Prognostic Impact of [18F]Fluorothymidine and [18F]Fluoro-D-Glucose Baseline Uptakes in Patients with Lung Cancer Treated First-Line with Erlotinib

3′-deoxy-3′-[18F]fluoro-L-thymidine (FLT) and 2′-deoxy-2′-[18F]fluoro-D-glucose (FDG) are used to visualize proliferative and metabolic activity of tumors. In this study we aimed at evaluating the prognostic value of FLT and FDG uptake measured by positron emission tomography (PET) in patients with metastatic non-small cell lung cancer (NSCLC) prior to systemic therapy with erlotinib. FLT and FDG maximum standardized uptake (SUVmax) values per patient were analyzed in 40 chemotherapy naive patients with advanced NSCLC (stage IV) before treatment with erlotinib. Prior therapy median SUVmax was 6.6 for FDG and 3.0 for FLT, respectively.

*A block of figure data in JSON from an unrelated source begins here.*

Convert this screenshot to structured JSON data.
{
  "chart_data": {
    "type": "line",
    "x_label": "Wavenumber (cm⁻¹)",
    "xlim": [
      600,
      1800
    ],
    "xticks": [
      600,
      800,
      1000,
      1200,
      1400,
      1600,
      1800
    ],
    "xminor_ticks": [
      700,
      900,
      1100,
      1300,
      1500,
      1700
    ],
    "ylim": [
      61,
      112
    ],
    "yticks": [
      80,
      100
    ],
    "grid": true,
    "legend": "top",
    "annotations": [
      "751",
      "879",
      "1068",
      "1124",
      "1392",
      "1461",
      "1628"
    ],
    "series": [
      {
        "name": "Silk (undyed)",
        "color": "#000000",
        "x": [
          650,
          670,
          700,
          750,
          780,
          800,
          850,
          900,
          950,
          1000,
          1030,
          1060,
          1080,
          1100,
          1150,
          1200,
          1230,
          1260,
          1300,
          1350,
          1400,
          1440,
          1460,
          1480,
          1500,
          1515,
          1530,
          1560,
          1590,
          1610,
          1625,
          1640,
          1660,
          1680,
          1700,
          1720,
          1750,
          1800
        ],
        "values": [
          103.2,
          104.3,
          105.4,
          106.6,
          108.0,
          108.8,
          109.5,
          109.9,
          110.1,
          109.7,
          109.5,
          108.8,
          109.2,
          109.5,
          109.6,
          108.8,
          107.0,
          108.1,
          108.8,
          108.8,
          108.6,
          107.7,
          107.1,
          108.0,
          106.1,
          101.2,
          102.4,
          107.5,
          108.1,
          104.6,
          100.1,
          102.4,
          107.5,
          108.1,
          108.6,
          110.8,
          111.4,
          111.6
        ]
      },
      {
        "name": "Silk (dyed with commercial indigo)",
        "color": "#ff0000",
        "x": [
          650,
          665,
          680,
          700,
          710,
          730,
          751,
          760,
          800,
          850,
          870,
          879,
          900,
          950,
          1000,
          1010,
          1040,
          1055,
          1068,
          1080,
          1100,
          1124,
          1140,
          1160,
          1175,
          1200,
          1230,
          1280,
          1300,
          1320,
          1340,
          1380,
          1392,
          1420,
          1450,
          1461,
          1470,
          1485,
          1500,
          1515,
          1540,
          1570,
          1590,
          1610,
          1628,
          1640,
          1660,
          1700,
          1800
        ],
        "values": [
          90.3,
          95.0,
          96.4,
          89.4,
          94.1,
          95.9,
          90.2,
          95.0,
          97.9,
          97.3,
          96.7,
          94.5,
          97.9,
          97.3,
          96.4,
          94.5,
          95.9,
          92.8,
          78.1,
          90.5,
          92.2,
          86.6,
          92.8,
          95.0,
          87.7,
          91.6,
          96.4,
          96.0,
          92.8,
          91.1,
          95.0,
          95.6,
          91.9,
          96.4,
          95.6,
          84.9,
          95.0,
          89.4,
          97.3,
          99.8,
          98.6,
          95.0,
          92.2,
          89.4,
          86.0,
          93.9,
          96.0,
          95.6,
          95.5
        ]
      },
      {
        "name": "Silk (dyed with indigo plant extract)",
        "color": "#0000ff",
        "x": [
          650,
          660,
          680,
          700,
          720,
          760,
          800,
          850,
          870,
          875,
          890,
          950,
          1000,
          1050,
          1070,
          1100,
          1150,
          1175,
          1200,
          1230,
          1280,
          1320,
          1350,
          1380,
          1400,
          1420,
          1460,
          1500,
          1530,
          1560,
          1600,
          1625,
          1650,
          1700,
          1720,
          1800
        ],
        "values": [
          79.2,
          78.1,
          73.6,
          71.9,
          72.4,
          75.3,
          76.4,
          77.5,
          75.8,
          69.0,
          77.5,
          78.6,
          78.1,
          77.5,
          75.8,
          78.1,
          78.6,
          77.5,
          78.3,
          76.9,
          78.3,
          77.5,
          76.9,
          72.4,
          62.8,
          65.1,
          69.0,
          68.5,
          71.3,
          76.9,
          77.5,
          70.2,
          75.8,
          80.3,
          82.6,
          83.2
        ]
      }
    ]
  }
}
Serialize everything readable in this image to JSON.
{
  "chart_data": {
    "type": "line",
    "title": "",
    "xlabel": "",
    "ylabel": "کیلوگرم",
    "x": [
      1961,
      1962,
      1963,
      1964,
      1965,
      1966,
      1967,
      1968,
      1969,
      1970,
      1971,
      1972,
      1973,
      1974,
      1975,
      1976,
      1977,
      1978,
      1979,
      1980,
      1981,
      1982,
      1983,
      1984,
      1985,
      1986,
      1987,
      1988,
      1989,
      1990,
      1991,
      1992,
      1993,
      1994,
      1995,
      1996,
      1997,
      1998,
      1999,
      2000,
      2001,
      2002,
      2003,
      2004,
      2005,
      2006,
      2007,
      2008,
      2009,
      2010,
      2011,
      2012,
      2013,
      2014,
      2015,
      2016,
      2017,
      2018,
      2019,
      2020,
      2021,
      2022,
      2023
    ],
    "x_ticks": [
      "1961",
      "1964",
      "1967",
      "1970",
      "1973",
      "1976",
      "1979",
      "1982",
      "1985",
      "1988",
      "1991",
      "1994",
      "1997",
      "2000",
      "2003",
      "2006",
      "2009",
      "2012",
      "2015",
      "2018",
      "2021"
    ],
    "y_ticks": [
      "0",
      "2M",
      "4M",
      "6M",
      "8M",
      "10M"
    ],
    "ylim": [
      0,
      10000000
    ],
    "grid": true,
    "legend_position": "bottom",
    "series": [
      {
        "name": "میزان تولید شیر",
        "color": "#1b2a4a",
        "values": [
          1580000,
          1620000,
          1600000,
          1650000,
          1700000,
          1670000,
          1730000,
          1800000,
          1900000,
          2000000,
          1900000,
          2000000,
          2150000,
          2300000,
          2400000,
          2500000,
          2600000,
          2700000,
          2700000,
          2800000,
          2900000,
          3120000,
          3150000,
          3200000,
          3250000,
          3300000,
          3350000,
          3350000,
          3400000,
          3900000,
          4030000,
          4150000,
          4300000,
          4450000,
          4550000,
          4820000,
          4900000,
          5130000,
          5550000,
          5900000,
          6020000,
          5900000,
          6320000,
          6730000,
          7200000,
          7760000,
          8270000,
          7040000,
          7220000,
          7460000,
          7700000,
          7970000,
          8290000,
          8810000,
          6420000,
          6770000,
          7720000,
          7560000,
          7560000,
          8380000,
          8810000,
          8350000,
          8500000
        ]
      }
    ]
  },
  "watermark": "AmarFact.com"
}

In univariate analysis, patients with an FDG SUVmax <6.6 had a significantly better overall survival (16.3 months [95% confidence interval [CI] 7.1–25.4 months]) compared to patients with an FDG SUVmax ≥6.6 (3.1 months [95% CI 0.6–5.5 months]) (p<0.001, log rank). Similarly, low FLT uptake (SUVmax <3.0) was associated with significantly longer survival (10.3 months (0–23.3 months, 95% CI) compared to high FLT uptake (3.4 months (0–8.1 months, 95% CI) (p = 0.027). The independent prognostic value of baseline FDG uptake was demonstrated in multivariate analysis (p = 0.05, Cox regression). These data suggest that baseline SUVmax values for both FDG and FLT PET might be further developed as markers for prognostic stratification of patients in advanced NSCLC treated with tyrosine kinase inhibitors (TKI) directed against the epidermal growth factor receptor (EGFR). Trial RegistrationClinicaltrials.gov, Identifier: NCT00568841

3′-脱氧-3′-[¹⁸F]氟-L-胸腺嘧啶（3′-deoxy-3′-[¹⁸F]fluoro-L-thymidine，FLT）与2′-脱氧-2′-[¹⁸F]氟-D-葡萄糖（2′-deoxy-2′-[¹⁸F]fluoro-D-glucose，FDG）是两类常用于可视化肿瘤增殖与代谢活性的显像剂。本研究旨在评估：在接受厄洛替尼系统治疗前，通过正电子发射断层显像（positron emission tomography, PET）检测的FLT与FDG摄取水平，对转移性非小细胞肺癌（non-small cell lung cancer, NSCLC）患者的预后价值。本研究纳入40例化疗初治的Ⅳ期晚期非小细胞肺癌患者，在其接受厄洛替尼治疗前，对每位患者的FLT与FDG最大标准化摄取值（maximum standardized uptake, SUVmax）开展分析。受试者的基线FDG SUVmax中位数为6.6，FLT SUVmax中位数为3.0。单变量分析结果显示，FDG SUVmax＜6.6的患者总生存期显著优于FDG SUVmax≥6.6的患者：前者为16.3个月[95%置信区间（confidence interval, CI）7.1~25.4个月]，后者为3.1个月[95%CI 0.6~5.5个月]，log-rank检验p＜0.001。类似地，FLT低摄取（SUVmax＜3.0）的患者生存期显著更长，为10.3个月（95%CI 0~23.3个月）；而FLT高摄取患者的生存期仅为3.4个月（95%CI 0~8.1个月，p=0.027）。多变量分析（考克斯回归，Cox regression）结果证实，基线FDG摄取水平具有独立预后价值（p=0.05）。上述研究结果提示，针对接受表皮生长因子受体（epidermal growth factor receptor, EGFR）靶向酪氨酸激酶抑制剂（tyrosine kinase inhibitors, TKI）治疗的晚期非小细胞肺癌患者，FDG与FLT PET的基线SUVmax值有望进一步开发为预后分层标志物。本研究已在Clinicaltrials.gov完成注册，标识符为NCT00568841。